‘A paradise of exiles’ is how Percy Bysshe Shelley described Florence, hinting at the anomaly of a city that exiled its most famous writer - Dante, creator of ‘Paradise’ - yet has since nurtured countless foreign authors and poets. The English were among the first to be inspired by ‘the stones of Florence’: back in 1572, Queen Elizabeth I’s favourite courtier Sir Philip Sidney embarked on a Grand Tour, Florentia being a high-point of his two-and-a-half year sojourn. Aged just 17, Sidney sounds surprisingly like a contemporary teenager, with his aim to study ‘languages and international relations’. Yet the aspiration for most ‘grand tourists’ was to set foot on ‘Classic soil’ and thereby soak up the culture of Classical Antiquity.
Sidney started something of a fashion for the English writer-tourist in Florence and he was followed in later centuries by Tobias Smollett, James Boswell (friend and biographer of Dr Samuel Johnson), Lord Byron, the Brownings, Thackeray, Shelley, Dickens, George Eliot, John Ruskin and innumerable others. ‘There are too many English people in Florence; they will be my ruin if I have to invite them all to dinner!’ was the heartfelt concern of Sir Horace Mann, Embassy Secretary for England in Florence in the 1730s. Today, some would echo his view that there are simply ‘too many English’ in this village-cum-city (indeed, Florence became known as ‘une ville toute anglaise’), yet most visitors would agree that since the heady days of the Grand Tour a special Anglo-Florentine rapport has developed. Such empathy was memorably encapsulated by Robert Browning: in Florence, he said, ‘I felt at home with my own soul.’

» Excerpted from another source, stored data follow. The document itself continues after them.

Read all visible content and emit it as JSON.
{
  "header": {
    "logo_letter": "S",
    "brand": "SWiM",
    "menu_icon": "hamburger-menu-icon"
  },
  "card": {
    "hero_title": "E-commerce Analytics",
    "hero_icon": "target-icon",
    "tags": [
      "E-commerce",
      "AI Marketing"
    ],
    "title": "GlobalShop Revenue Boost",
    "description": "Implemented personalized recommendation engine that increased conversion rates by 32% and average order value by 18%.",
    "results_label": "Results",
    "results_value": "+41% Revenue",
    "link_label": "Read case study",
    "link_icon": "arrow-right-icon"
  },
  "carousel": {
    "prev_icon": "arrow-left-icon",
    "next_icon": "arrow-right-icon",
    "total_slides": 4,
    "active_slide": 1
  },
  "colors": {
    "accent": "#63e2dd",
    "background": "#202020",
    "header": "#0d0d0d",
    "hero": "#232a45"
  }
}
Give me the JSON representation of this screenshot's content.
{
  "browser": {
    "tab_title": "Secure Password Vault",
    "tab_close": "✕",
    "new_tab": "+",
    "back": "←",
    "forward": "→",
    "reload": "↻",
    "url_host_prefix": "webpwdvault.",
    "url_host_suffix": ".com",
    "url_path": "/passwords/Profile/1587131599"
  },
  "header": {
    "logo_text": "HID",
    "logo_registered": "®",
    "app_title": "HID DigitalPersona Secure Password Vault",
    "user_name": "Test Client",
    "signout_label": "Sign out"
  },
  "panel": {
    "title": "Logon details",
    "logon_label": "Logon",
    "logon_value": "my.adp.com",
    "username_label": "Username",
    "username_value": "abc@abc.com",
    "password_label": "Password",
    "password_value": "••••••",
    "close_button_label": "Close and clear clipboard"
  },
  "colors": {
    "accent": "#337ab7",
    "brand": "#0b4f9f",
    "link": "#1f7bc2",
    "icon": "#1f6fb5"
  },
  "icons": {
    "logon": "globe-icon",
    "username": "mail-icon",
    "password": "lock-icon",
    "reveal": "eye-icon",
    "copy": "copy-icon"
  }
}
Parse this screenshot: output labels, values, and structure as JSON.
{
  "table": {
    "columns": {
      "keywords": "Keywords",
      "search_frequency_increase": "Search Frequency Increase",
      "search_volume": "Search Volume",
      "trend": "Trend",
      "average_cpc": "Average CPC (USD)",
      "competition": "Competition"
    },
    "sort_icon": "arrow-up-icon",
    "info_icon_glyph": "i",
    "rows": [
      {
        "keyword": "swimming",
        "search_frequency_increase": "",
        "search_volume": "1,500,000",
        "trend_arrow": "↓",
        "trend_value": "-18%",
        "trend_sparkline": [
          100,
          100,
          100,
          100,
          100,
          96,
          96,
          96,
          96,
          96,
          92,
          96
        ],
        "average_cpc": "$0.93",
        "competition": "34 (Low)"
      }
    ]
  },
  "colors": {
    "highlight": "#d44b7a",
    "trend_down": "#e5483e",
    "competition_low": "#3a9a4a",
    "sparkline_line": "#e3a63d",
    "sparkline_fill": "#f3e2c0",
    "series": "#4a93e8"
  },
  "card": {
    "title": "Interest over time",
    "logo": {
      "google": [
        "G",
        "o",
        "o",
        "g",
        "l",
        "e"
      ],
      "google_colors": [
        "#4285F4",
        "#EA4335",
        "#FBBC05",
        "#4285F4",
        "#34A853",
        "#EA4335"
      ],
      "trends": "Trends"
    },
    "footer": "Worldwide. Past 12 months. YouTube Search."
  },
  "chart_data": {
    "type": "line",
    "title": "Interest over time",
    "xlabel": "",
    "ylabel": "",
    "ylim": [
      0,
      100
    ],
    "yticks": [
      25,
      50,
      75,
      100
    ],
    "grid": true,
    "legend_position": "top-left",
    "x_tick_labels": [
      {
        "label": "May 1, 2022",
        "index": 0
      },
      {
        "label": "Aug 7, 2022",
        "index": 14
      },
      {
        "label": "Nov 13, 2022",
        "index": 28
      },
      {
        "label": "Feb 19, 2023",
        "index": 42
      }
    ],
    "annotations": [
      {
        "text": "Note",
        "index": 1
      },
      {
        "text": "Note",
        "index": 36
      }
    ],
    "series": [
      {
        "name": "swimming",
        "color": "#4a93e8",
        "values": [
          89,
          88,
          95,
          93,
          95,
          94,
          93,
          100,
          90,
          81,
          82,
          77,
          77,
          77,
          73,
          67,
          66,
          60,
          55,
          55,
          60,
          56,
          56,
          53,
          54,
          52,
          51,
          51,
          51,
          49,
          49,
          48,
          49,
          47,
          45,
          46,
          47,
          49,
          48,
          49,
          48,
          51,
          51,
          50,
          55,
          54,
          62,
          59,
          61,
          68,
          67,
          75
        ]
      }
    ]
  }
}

Whatever its prosaic realities, Firenze has inspiredAnglo-American writers through the centuries to wax poetical. But there have been voices of dissent: for the more introspective Northerner, Italian joie-de-vivre has its downside. Mrs Hester Thrale, a ‘grand tourist’ in the 1740s, wrote this account:
The clatter made here in the Piazza del Duomo - where you sit in your carriage at a coffee-house door and chat with your friends according to Italian custom, while one eats ice-cream and another calls for lemonadethe noise made then and there, I say, is beyond endurance.
Despite her complaints, the romantic image of Florence filled only with the noise of horse-drawn carriages and vivacious conversation is a seductive one. So it comes as something of a surprise to learn that, over two centuries before macchine and motorini, there was a Zona Blu:
Chains are put up at the ends of the street, to prevent coaches approaching so that the whole town will be there, or thereabouts, a-foot; ‘tis a charming situation. (Horace Mann, 1741.)
If pedestrian areas and the passeggiata were something to write home about, so too was the long Italian lunch. At a time when visitors might have been used to a more sedate pace of life, Samuel Sharp found the ora di pranzo more than a little tedious:
Several shops are shut up, from twelve to half an hour after one, or longer, so sacred is the ceremony of dining; but, indeed, the languor of trade in Italy is surprising, and the inactivity of the shopkeepers very often borders upon rudeness.
Sharp may have found the shopkeepers surly but, by the time he was writing, British tourists had already achieved a certain notoriety for their rowdy behaviour. Philip Stanhope, Earl of Chesterfield, wrote this missive to his son, who was enjoying the Grand Tour in 1749:
My dear boy,
I am informed, there are now many English at the Academy at Turin; and I fear there are just so many dangers for you to encounter. Who they are I do not know, but I well know the general ill conduct, the indecent behaviour, and the illiberal views of my young countrymen abroad; especially wherever they are in numbers together.
No wonder Georgian teenagers were meant to travel with a tutor, tellingly called a ‘bear-leader’, whose duty it was to provide both academic and moral guidance. Philip Stanhope was one of many anxious parents concerned that their sons did not indulge in any unwise amours whilst abroad as venereal disease was rife. But the licentious James Boswell, who toured Italy in the 1760s, was forever going in search of courtesans and condoms. Quite often he found the former without the latter, and would inevitably pay the price, though it never seemed to cool his sexual ardour. In Florence, he was diagnosed with gonorrhoea, which prompted him to stock up on condoms and move on to Siena, where he found the women far more obliging than the ‘proud Florentines’. So much for his Classical education.